Женщина потянулась было к сигаретам, но, вспомнив, что последнюю она уже выкурила, вздохнула и вдруг расплакалась, закрыв свои голубые глаза тонкими изящными пальцами пианистки. Веселкин по опыту знал, что лучше не утешать, от этого женщины плачут только больше, и терпеливо ждал. Сейчас бы он с огромным удовольствием сам закурил, но отлучаться из комнаты для допросов было никак не возможно, а просить вертухаев, чтобы принесли сигареты, было неловко. Наконец Макарова вытерла глаза, извинилась, шмыгнув носом, и продолжила:
– Он… он обещал… он пригрозил… в общем… – Женщина выдохнула, собираясь с духом, и быстро закончила: – Он собирался меня с собакой… ну псом, чтобы я, одним словом, удовлетворяла пса.
– Какого пса? – оторопел Веселкин.
Такого в его практике еще не было. Следователь за свою долгую службу сталкивался с самым разным насилием, но зоофилия ему еще не попадалась, поэтому он не знал, как ему следует реагировать.
– Любого, какого он с улицы приведет. Вот тут я не выдержала, плюнула ему в морду, в лицо то есть, извините, он на меня с кулаками, в глазах муть какая-то, ярость. Я и поняла – сейчас, точно, забьет насмерть, ну и схватилась за кухонный нож, что валялся на столе. Дальше просто не помню, на меня просто снизошло что-то – я отбивалась ножом, наверное, ранила, но от страха била и била. Когда очнулась, он уже лежал у дивана, весь в крови. Я на кухне всю ночь тряслась от страха, пила все, что в руки попадется, ну а утром в милицию позвонила.
Веселкин заполнял протокол допроса в полном молчании, только Макарова напротив шмыгала носом. Наконец, взяв подпись обвиняемой на каждой странице протокола, который Макарова внимательно прочитала и даже внесла ряд поправок, Веселкин вызвал конвой.

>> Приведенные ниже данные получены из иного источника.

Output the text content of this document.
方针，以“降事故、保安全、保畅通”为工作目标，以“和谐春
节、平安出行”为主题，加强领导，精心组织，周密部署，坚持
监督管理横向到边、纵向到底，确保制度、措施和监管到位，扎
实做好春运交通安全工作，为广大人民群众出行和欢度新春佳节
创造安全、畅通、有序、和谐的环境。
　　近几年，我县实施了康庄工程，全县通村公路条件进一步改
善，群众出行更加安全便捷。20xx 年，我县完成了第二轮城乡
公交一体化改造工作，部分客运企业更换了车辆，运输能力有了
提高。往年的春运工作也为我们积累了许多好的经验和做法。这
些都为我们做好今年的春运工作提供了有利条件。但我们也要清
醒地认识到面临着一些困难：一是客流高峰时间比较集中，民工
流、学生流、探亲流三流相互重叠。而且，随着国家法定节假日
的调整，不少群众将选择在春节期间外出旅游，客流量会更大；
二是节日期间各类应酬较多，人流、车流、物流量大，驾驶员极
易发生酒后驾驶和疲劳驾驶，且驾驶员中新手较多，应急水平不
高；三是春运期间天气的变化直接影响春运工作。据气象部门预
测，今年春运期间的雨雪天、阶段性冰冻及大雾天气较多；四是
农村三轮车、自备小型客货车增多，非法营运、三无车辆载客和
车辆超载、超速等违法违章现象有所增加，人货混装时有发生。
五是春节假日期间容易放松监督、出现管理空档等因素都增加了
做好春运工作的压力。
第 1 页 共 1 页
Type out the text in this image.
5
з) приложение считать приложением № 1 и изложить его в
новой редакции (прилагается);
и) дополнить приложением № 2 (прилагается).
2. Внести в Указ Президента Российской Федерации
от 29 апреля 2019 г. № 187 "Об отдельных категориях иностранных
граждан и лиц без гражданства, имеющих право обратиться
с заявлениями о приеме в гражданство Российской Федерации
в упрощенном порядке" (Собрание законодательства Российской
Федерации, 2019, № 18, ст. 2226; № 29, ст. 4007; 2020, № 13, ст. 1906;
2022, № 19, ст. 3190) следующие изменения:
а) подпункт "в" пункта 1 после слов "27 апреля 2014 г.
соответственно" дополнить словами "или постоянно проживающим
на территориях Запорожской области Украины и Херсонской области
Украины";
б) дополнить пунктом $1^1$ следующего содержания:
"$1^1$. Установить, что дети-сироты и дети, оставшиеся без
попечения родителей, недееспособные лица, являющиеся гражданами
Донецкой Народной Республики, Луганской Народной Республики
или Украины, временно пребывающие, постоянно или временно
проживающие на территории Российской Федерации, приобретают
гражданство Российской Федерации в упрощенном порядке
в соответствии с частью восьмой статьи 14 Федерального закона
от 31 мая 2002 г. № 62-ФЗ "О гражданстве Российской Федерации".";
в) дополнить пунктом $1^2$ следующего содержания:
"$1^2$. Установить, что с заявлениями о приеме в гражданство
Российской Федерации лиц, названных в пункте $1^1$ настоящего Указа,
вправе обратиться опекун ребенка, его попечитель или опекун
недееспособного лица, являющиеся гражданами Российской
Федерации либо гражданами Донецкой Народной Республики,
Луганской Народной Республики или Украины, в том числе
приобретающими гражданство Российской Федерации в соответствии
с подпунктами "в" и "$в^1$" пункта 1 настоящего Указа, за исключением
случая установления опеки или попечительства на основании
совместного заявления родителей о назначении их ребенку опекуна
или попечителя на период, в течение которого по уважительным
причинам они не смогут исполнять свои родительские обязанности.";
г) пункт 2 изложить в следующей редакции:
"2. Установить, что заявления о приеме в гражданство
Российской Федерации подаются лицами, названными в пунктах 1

Женщину отвели обратно в камеру, а следователь зашел к начальнику по оперативной работе – «куму», с которым подружился за многие годы посещения своих и его подопечных.
– Коньяк будешь? – задал риторический вопрос капитан Семин, которого Веселкин уже давным-давно называл по имени – Игорь. После традиционных трех-четырех шкаликов Игорь превращался в Гарика, а Веселкин в Веселого, отчасти потому, что его тоже звали Игорем. Выпить хотелось обоим, поэтому Веселкин лишь пожал плечами, пока Семин открывал сейф – коньяк был импортный, и, хоть в кабинет начальства никто без разрешения войти не мог, Семин хранил дорогой алкоголь так же надежно, как секретные документы. – За встречу.
– Давай.
Друзья сдвинули бокалы.
– Как сам, как семья? – спросил Семин и тут же пожалел.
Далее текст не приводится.